Releasedatum: 18. Oktober 2019

Genre: Action, Adventure

USK: ab 6 Jahren freigegeben

Publisher: BANDAI NAMCO Entertainment

Plattformen: PC, PlayStation 4, Xbox One, Nintendo Switch

Die Ice Age-Filme erfreuen sich noch immer bei Groß und Klein größter Beliebtheit. So ist es wenig verwunderlich, dass Sid, Manny und Co. bereits etliche Konsolen unsicher machten. Bereits auf der gamescom hatten wir die Möglichkeit, das neuste Ice Age Spiel mit Scrat in der Hauptrolle auszuprobieren. Damals noch begeistert, trübte die Technik der finalen Version nun aber leider den Spaß. Warum die Nintendo Switch-Version absolut keine Empfehlung von uns erhält, ließt Du nun im Test.

 

Netter Ausblick in die Eiszeit

In Sachen Story wagt Ice Age: Scrats nussiges Abenteuer keine großen Experimente.

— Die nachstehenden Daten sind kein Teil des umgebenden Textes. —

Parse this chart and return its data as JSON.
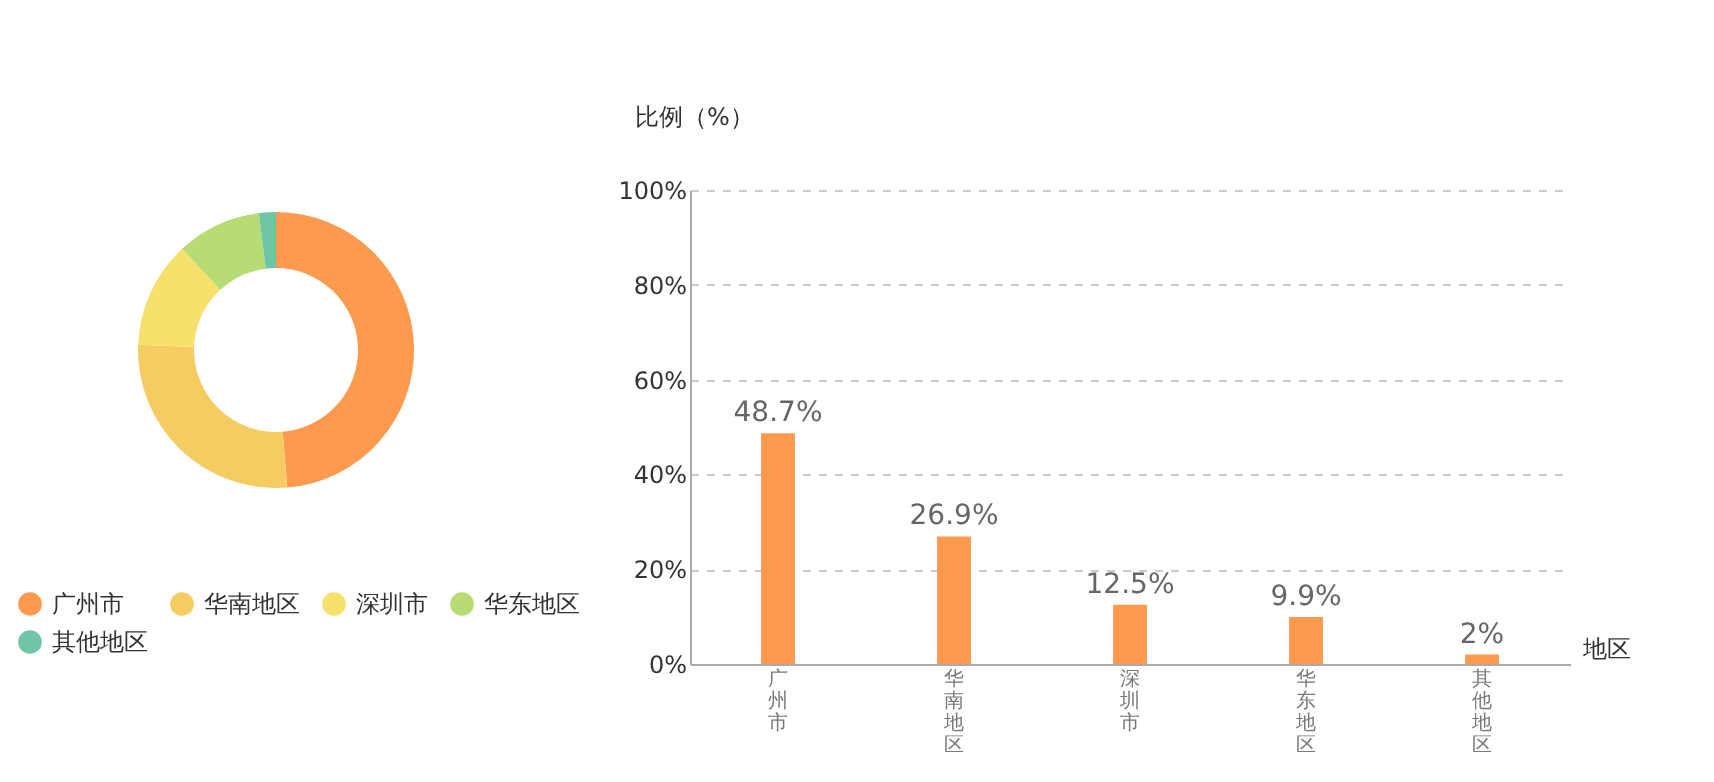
{
  "chart_data": [
    {
      "type": "donut",
      "categories": [
        "广州市",
        "华南地区",
        "深圳市",
        "华东地区",
        "其他地区"
      ],
      "values": [
        48.7,
        26.9,
        12.5,
        9.9,
        2
      ],
      "colors": [
        "#fe9a4d",
        "#f5cb62",
        "#f7e16c",
        "#b6dc73",
        "#6fc6a5"
      ],
      "legend": "bottom"
    },
    {
      "type": "bar",
      "ylabel": "比例（%）",
      "xlabel": "地区",
      "categories": [
        "广州市",
        "华南地区",
        "深圳市",
        "华东地区",
        "其他地区"
      ],
      "values": [
        48.7,
        26.9,
        12.5,
        9.9,
        2
      ],
      "color": "#fe9a4d",
      "value_labels": [
        "48.7%",
        "26.9%",
        "12.5%",
        "9.9%",
        "2%"
      ],
      "ylim": [
        0,
        100
      ],
      "yticks": [
        {
          "value": 0,
          "label": "0%"
        },
        {
          "value": 20,
          "label": "20%"
        },
        {
          "value": 40,
          "label": "40%"
        },
        {
          "value": 60,
          "label": "60%"
        },
        {
          "value": 80,
          "label": "80%"
        },
        {
          "value": 100,
          "label": "100%"
        }
      ],
      "grid": "y"
    }
  ]
}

Wie so oft verliert Säbelzahn-Eichhörnchen Scrat seine schmackhafte Nuss und muss diese nun in einer Spielwelt voller Gefahren finden. Dabei stößt er auf den alten antiken Scratazon Tempel, welcher ihn herausfordert und gleichzeitig zu neuen Abenteuern zwingt. Der genannte Tempel dient gleichzeitig als Ausstellung gefundener Secrets, wie Staturen oder Teile eines Wandgemäldes, die in der gesamten Spielwelt verteilt versteckt sind. Von einer Hubwelt aus können wir uns auf vier Pfade begeben, die wiederum aus vier unterschiedlichen Abschnitten bestehen. Anders gesagt: Es gibt neben der Hubwelt, die wie erkunden können, vier Welten á vier Level. Am Ende einer Welt wartet dann noch ein Boss darauf, von Scrat aufs Kreuz gelegt zu werden. Zugegeben, das Spiel erhielt einen sehr einfachen Schwierigkeitsgrad. Es folgt dabei einer einfachen Formel: Hüpfen, sammeln und kämpfen. Natürlich erwartet uns hier kein Arkham-Kampfsystem, sondern ein einzelner Angriffsknopf, der Scrat einen Move ausführen lässt. Doch die Kämpfe bilden eh nicht den Kern des Spiels. Dieser liegt viel mehr in den Jump’n’Run-Passagen. Diese können durchaus knackig werden, denn leider ist das Sprungverhalten von Scrat alles andere als nachvollziehbar. Dazu gesellt sich eine teils schreckliche Kameraposition und schon findet das Try and Error-Prinzip seinen Höhepunkt. Ebenso passiert es häufig, dass Scrat von der jeweiligen Plattform fällt, weil man zu nah am Rand stand. Schade, denn vor allem die verschiedenen Vegetationen und Orte innerhalb der Ice Age-Welt bieten die notwendige Abwechslung, die ein solches Spiel braucht.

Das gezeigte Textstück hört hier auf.